Alien Storm

Folks of a certain vintage might recall Alien Storm. It's probably a ROM sitting on your SD card right now, largely untouched. As it was for me up until last week, when I booted into my Megadrive Core on Analogue Pocket to discover a trove of memories I didn't know I had.

The Megadrive was our console of choice. I had Nintendo friends (weirdos), but we had the Megadrive. My mate from across the street had an older brother who was legitimately brilliant a videogames according to our feeble minds at the time.

So when I booted the ROM up as a flight-of-fancy, I was immediately taken back to sitting at the end of my friend's bed, impressed by his bigger brother's playthrough. Which, in hindsight, probably was absolutely not impressive at all.

Cover art

Alien Storm initially saw release as an arcade side-scroller, like so many Megadrive games. It received a cartridge release in 1991, and boasted a Keisuke Tsukahara soundtrack. A soundtrack that immediately took my back to those days as a six year old.

The audio was something to behold. The shrieks and screams from inside buildings where aliens pop out to come after you. The bizarre lightning gun. And the even more bizarre aliens inside post boxes.

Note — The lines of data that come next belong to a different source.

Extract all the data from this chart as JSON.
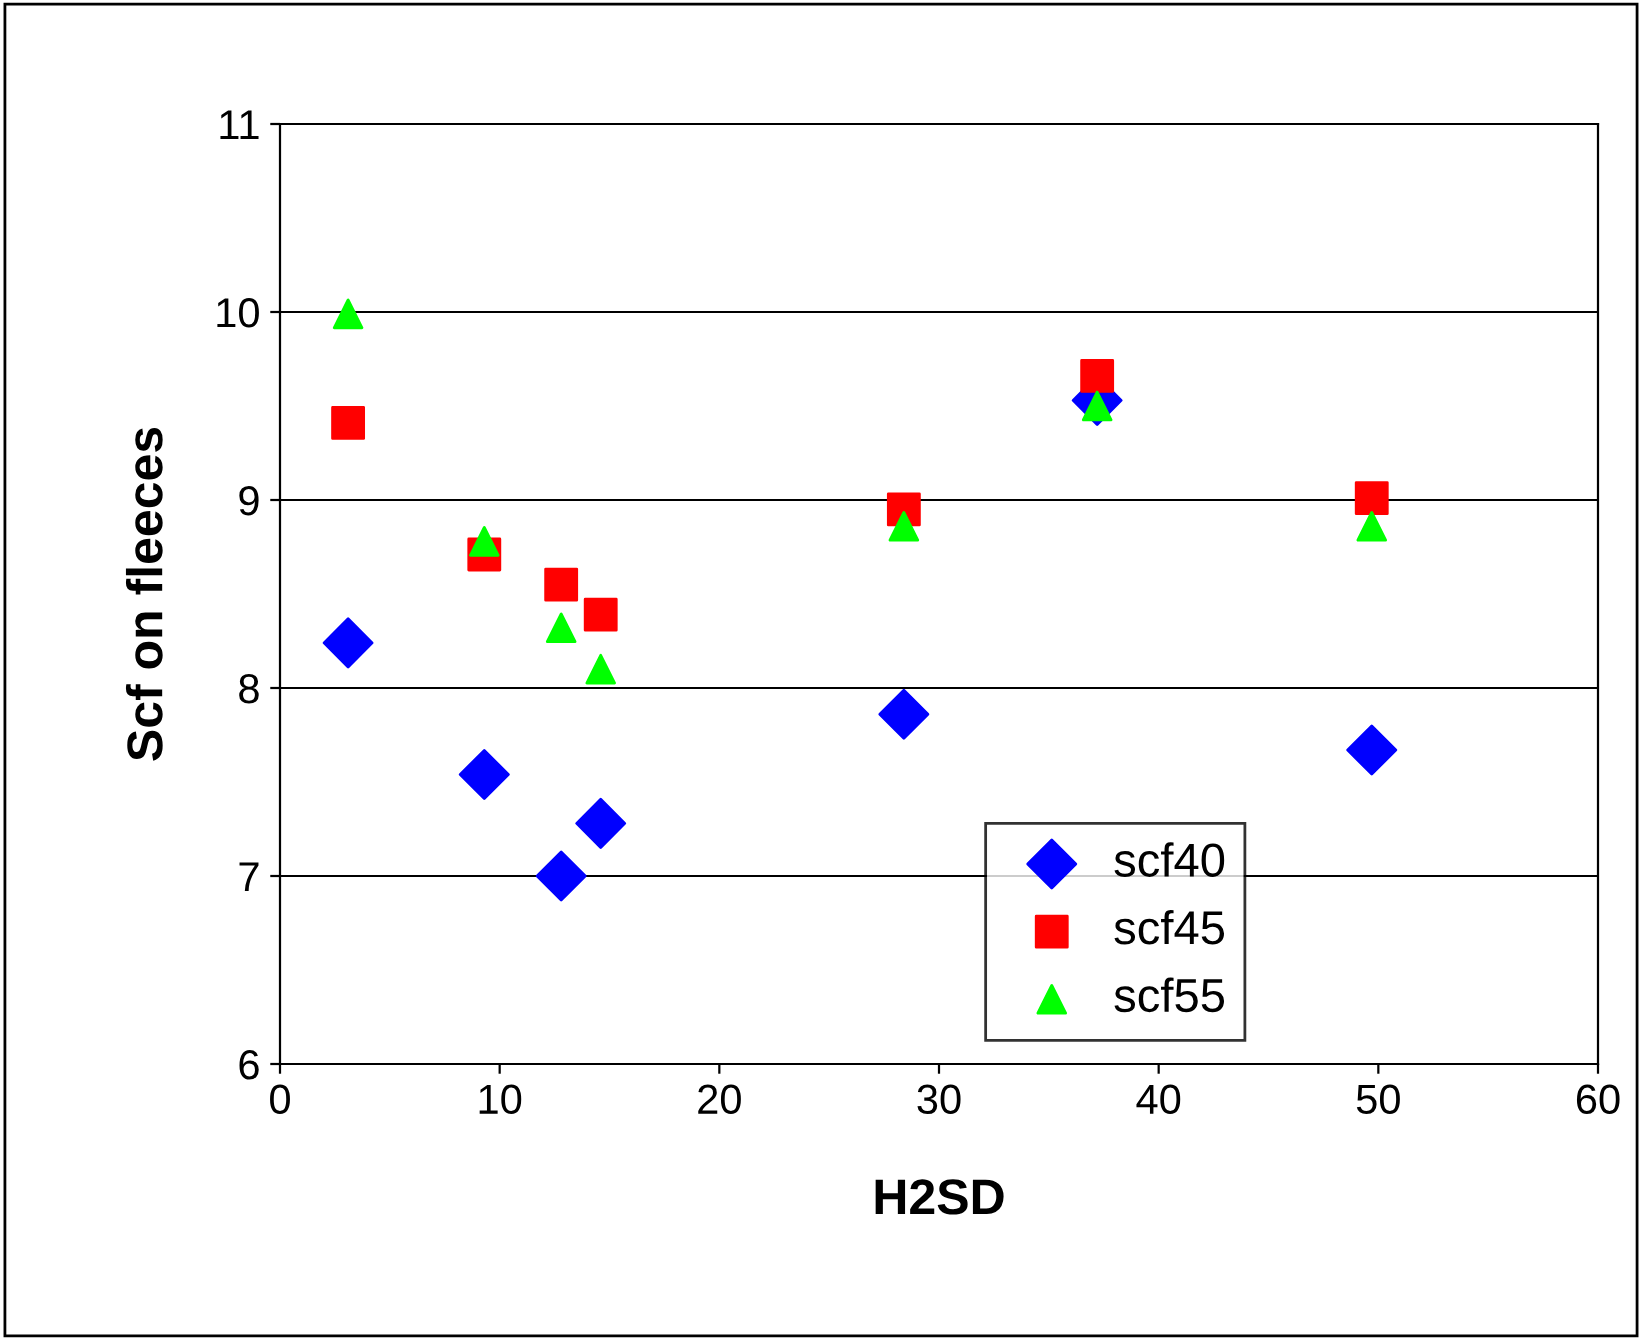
{
  "chart_data": {
    "type": "scatter",
    "xlabel": "H2SD",
    "ylabel": "Scf on fleeces",
    "xlim": [
      0,
      60
    ],
    "xticks": [
      0,
      10,
      20,
      30,
      40,
      50,
      60
    ],
    "ylim": [
      6,
      11
    ],
    "yticks": [
      6,
      7,
      8,
      9,
      10,
      11
    ],
    "grid": "y",
    "legend": "bottom right",
    "series": [
      {
        "name": "scf40",
        "color": "#0000ff",
        "marker": "diamond",
        "x": [
          3.1,
          9.3,
          12.8,
          14.6,
          28.4,
          37.2,
          49.7
        ],
        "values": [
          8.24,
          7.54,
          7.0,
          7.28,
          7.86,
          9.53,
          7.67
        ]
      },
      {
        "name": "scf45",
        "color": "#ff0000",
        "marker": "square",
        "x": [
          3.1,
          9.3,
          12.8,
          14.6,
          28.4,
          37.2,
          49.7
        ],
        "values": [
          9.41,
          8.71,
          8.55,
          8.39,
          8.95,
          9.66,
          9.01
        ]
      },
      {
        "name": "scf55",
        "color": "#00ff00",
        "marker": "triangle",
        "x": [
          3.1,
          9.3,
          12.8,
          14.6,
          28.4,
          37.2,
          49.7
        ],
        "values": [
          9.99,
          8.78,
          8.32,
          8.1,
          8.86,
          9.5,
          8.86
        ]
      }
    ]
  }
}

A homicidal alien race is invading Earth, and the only thing that stands between them and world domination are a special forces team known as the "Alien Busters," composed of Karen, Garth and Scooter the robot.

It was basically a tribute to Golden Axe, and a precursor to Streets of Rage. Side-scrolling, beat 'em up featuring similar mechanics. Call in the heavies when you're in a tough spot, pick between a few characters at the start menu, etc. But something about the madness of the aliens, the bizarre choice of weapons and the allure of the audioscape really made this stand out.

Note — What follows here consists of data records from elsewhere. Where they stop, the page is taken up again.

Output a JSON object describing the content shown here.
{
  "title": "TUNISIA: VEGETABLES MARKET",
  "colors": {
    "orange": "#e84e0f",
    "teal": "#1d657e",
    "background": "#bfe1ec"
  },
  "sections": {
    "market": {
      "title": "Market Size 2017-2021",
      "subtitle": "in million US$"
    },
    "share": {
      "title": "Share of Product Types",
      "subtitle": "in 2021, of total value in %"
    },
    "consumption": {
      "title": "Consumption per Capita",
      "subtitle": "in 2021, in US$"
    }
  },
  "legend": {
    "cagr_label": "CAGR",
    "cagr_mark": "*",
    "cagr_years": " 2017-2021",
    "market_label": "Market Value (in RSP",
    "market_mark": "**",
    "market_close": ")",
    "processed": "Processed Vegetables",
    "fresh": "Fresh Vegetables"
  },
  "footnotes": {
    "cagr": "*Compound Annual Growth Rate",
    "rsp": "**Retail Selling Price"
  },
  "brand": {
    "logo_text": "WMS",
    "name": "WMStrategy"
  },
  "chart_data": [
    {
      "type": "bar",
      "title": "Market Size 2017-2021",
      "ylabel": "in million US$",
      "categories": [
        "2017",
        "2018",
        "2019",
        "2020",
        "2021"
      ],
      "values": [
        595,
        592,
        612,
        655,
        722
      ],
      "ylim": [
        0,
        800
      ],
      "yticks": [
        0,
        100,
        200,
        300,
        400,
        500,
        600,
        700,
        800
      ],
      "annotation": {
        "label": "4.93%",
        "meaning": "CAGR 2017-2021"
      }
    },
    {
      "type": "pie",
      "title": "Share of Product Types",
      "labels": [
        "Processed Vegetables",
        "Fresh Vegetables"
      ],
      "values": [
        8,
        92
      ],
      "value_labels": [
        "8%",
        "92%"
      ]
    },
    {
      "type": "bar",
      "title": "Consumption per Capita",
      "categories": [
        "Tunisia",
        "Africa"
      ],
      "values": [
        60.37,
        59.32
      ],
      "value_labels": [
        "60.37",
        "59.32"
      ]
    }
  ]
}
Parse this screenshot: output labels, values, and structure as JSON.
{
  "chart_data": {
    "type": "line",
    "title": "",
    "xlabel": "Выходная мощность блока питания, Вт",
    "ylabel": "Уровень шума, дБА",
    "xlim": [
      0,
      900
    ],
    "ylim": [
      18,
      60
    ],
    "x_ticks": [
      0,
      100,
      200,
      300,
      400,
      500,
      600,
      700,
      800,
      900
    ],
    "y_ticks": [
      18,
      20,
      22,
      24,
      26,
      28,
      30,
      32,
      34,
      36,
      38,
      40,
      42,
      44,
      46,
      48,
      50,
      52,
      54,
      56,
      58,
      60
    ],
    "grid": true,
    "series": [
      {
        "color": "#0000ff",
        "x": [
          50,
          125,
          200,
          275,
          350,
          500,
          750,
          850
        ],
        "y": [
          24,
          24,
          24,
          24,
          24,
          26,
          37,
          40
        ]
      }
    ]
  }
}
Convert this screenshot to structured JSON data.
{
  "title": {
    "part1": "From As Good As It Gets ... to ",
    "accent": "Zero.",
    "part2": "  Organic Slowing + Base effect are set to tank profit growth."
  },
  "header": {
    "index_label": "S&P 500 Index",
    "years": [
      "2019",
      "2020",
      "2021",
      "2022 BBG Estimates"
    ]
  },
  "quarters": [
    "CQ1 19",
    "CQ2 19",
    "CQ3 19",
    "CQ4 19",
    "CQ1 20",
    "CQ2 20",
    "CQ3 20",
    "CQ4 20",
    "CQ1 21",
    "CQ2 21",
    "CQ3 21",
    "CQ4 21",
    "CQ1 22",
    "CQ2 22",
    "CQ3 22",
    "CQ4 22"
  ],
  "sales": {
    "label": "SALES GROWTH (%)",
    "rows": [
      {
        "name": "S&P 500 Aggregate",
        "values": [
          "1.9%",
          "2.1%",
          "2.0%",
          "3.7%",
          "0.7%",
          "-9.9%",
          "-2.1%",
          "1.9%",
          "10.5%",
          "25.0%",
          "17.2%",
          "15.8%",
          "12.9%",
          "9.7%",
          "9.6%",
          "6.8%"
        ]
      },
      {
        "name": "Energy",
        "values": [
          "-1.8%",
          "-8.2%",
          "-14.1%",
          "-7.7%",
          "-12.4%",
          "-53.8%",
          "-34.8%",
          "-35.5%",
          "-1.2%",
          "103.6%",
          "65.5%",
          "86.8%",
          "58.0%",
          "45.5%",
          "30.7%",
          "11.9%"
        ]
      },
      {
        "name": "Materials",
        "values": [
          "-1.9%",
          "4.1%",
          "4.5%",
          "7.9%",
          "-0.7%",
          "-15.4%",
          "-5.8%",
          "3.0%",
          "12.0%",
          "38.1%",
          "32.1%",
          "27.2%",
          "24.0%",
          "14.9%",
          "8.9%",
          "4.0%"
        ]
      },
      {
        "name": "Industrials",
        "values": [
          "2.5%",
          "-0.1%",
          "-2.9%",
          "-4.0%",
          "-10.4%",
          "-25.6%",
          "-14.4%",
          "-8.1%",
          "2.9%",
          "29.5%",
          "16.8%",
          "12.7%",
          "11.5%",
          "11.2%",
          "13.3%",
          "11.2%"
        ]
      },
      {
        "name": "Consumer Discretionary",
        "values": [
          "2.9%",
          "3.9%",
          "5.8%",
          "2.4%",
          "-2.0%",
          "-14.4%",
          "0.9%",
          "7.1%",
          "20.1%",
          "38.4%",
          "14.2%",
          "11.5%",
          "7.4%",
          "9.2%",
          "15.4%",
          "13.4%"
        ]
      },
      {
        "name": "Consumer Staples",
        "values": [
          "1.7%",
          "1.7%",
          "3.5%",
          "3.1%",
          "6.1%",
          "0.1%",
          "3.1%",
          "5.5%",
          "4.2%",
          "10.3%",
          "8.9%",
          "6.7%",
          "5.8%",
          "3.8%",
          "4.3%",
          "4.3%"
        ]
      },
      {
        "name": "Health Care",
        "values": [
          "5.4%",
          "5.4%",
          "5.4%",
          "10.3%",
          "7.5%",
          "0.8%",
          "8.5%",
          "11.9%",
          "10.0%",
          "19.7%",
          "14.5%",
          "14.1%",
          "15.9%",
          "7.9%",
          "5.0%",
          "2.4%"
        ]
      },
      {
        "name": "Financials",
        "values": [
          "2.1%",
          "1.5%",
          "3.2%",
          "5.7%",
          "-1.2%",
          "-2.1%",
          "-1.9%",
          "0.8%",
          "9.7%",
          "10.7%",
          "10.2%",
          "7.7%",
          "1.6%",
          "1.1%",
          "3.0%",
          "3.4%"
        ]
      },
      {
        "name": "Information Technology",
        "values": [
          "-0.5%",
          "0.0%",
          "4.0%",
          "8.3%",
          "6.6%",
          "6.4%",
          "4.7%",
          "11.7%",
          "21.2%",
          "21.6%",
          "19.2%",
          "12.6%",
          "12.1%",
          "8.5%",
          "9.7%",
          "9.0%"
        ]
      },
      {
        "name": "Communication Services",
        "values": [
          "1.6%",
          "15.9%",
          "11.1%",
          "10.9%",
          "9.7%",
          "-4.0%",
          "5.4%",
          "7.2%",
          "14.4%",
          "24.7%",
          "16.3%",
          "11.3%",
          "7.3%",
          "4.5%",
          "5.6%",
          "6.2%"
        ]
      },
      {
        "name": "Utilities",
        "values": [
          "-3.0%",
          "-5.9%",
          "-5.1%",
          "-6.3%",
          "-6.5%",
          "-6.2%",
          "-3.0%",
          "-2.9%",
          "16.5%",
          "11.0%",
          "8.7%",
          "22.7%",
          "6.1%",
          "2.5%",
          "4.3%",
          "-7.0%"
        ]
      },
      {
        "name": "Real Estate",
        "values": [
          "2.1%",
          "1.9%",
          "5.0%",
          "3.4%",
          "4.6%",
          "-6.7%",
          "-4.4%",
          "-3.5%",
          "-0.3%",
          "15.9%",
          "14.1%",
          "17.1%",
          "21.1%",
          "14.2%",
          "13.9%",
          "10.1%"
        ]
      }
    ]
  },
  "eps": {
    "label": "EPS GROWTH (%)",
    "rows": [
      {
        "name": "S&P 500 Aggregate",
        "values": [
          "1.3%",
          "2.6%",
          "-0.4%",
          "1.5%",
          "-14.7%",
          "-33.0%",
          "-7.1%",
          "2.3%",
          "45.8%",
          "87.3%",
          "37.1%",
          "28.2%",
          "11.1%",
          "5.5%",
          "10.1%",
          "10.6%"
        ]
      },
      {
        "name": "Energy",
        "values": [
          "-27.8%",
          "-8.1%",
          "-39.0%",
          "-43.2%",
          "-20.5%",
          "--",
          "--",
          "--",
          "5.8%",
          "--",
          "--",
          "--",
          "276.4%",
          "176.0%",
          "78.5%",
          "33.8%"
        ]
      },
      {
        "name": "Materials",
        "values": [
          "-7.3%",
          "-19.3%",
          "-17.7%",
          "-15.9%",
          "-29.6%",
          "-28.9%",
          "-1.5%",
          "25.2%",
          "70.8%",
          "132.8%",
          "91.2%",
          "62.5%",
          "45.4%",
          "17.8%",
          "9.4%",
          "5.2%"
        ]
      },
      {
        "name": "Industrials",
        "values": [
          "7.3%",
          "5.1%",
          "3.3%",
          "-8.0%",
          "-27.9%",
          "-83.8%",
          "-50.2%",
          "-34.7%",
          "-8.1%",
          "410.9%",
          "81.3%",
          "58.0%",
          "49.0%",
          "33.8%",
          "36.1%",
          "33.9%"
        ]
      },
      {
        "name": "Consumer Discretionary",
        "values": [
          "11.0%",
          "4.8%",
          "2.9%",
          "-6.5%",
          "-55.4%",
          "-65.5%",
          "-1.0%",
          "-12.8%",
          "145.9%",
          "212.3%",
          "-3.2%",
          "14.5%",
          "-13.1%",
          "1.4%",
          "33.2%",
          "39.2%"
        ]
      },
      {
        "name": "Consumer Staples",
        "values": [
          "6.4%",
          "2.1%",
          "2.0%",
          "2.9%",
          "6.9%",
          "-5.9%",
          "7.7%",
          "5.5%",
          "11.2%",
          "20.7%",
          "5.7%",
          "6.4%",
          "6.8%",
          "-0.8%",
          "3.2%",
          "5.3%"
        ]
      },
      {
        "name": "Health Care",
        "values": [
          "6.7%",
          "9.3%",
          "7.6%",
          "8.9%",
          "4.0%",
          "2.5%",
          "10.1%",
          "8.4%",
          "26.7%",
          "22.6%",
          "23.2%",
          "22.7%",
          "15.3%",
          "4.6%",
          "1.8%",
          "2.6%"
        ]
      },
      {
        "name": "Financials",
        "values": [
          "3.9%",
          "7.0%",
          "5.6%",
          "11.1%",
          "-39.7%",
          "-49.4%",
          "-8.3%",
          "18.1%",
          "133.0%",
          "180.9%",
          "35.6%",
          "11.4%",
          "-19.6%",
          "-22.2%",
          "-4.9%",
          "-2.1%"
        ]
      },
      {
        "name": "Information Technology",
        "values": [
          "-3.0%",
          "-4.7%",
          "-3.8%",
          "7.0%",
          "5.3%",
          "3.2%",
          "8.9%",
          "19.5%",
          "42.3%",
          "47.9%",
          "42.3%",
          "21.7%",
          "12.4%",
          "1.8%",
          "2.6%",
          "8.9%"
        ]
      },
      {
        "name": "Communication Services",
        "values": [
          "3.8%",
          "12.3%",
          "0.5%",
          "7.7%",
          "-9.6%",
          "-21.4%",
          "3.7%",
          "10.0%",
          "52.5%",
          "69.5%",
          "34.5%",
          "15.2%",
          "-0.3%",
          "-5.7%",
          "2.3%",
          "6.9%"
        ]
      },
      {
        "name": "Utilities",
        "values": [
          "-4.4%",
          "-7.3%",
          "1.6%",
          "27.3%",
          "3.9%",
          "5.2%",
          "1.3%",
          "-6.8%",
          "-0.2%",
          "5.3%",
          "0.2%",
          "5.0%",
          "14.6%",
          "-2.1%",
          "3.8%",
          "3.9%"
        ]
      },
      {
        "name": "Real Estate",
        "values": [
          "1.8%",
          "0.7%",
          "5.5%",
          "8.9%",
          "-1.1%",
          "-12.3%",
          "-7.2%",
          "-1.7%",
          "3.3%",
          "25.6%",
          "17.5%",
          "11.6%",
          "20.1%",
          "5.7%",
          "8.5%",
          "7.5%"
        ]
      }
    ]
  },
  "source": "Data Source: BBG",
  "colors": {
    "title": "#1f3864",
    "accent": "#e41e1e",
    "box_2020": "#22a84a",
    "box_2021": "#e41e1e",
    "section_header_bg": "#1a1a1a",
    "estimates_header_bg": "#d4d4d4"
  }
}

All of the Alien Busters are playable from the beginning of the game. There are eight missions to complete with several stages. Each mission has the typical alien blasting action across landscapes like the streets, inside shops and the mother ship. This task becomes increasingly difficult with each new mission, and the aliens are capable of hiding inside objects such as plants, postboxes, trashcans, drums, and other items. Each mission has an objective such as rescuing people or destroying a UFO.

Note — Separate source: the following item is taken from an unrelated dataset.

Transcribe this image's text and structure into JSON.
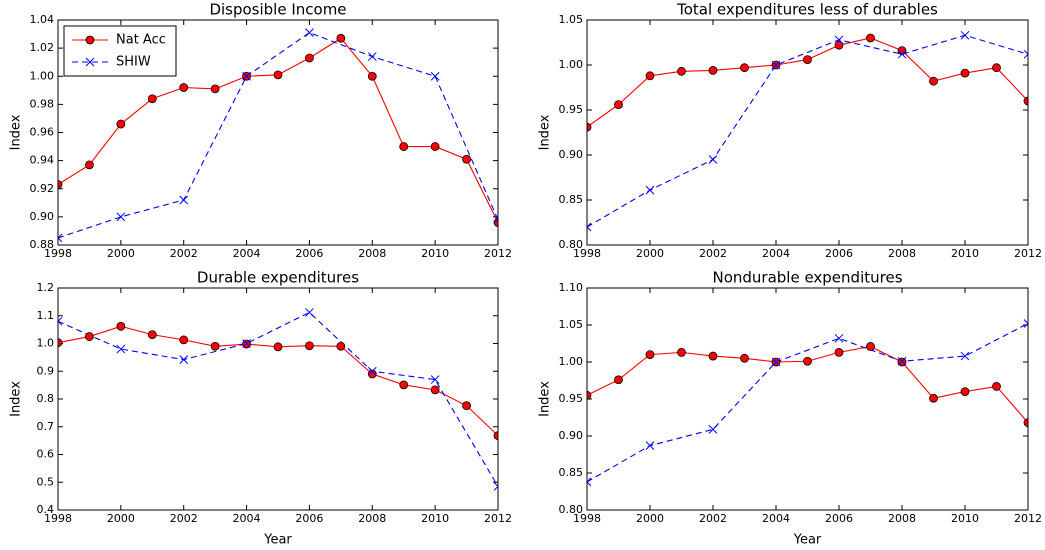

Back then, this was reviewed well. But today? It still genuinely stands up. A lot of tropes are often copied, but hard to beat. I love that this has sat idle, aging like a reasonably priced wine. I think it's better today than it was back then.

Obviously, owning this on cartridge is an ideal situation as it's so cool. But the ROM is pretty easily available. It's also available on Master System and PC, but both of those had compromises (e.g. less levels).